Don’t Become Your Own Worst Professional Enemy

You’ve worked hard on your IT career. Not only do you have experience, but an information technology degree, or maybe even a masters in information systems. You have experience under your belt and desired skills on the resume. And yet, there may be a problem in your career path: you.

Advancing, possibly into management, takes a lot more than even an impressive set of technical skills. Similarly, what may seem to be purely technical can turn into an albatross around your professional neck. And that becomes the problem. Certain types of mistakes on the job will seem like shorthand for “keep in back room cube.” InfoWorld laid out some of the mistakes that can be professionally fatal. Here are some of the major ones, rolled together into broader categories with explanations of why they can put the kibosh on your career.

Force software solutions you’re not comfortable with
You can probably understand why people cling to the familiar. You eliminate the learning curve and make things more efficient. The part of that sentence that many forget is “for you.” However, if you walk down this road — clinging to old solutions in a new job; being “religious” about open source, whether in favor or against; showing automatic disdain for legacy solutions; or always trying to use bleeding-edge solutions — you are practically begging executives not to promote you.

The problem is that you’ve just stepped into what is called suboptimization, or trading the sound operation of the whole for the convenience of the part. It may be that old application friends or the newest of the new will be just the thing the company needs. Or it might not. The important thing is to look at what is first best for the company; otherwise you are advertising yourself as a person who makes decisions by personal interests, not corporate strategy and policy.

Flub those project management skills
One of the jobs of senior professionals is to get things done for the company. That translates into managing projects and the work of others. If you can’t accomplish that, how could you be trusted with greater responsibility? There are many ways to send up a red flag: set unrealistic project timetables to disappoint everyone and look as though nothing is happening at the speed it should; inexorably moving ahead with projects of doom; forgetting the lesson from “The Mythical Man Month” (have you read it?) that having the right people on a project is more important than the right number; or underestimating the effect of scale on projects and what can go wrong.
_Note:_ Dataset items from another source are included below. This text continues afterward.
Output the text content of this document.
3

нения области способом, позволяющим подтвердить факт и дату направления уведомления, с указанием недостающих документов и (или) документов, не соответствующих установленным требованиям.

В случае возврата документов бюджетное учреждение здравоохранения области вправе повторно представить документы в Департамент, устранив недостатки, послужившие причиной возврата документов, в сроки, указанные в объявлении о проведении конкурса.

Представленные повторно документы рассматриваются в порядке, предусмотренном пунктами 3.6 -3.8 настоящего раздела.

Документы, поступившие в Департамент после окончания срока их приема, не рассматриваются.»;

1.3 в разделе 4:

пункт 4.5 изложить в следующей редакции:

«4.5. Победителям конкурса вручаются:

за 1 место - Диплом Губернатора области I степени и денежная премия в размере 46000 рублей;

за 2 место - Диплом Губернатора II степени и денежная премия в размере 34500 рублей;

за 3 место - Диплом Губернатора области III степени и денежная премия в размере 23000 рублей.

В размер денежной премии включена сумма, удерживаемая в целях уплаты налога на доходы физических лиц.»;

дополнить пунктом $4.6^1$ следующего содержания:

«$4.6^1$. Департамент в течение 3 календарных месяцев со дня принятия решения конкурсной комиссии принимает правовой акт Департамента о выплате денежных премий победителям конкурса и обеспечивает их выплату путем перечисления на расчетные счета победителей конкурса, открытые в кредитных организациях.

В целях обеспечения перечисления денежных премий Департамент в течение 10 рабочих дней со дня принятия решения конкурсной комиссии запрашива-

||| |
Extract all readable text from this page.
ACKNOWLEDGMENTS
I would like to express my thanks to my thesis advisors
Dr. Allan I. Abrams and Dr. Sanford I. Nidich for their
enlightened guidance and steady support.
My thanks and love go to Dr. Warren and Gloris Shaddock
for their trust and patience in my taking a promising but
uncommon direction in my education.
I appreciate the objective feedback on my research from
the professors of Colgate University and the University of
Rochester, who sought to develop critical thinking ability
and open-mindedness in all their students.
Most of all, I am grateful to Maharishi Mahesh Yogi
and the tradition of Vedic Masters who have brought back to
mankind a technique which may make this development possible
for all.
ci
The good news: Get project management right and you can go places.

Forget the people factor
Running a business is ultimately about working with other people in an effective manner. If you don’t have the people skills, then you won’t be able to harness the resources a company might offer. There are many ways to forget that you’re really dealing with people, not bits and bytes. For example, you might create “indispensable” employees that the IT department can’t run without (the company can’t depend on who keeps working for it); effectively turning IT assets over to business units that don’t know how to run them effectively just to avoid confrontation over requests; or — wait for it — promote people because of their technical skills, even though they don’t have the interpersonal skills necessary.

To move along in your career, make sure you have all the skills you need, not just the technical ones, and remember that everything you do says something about you.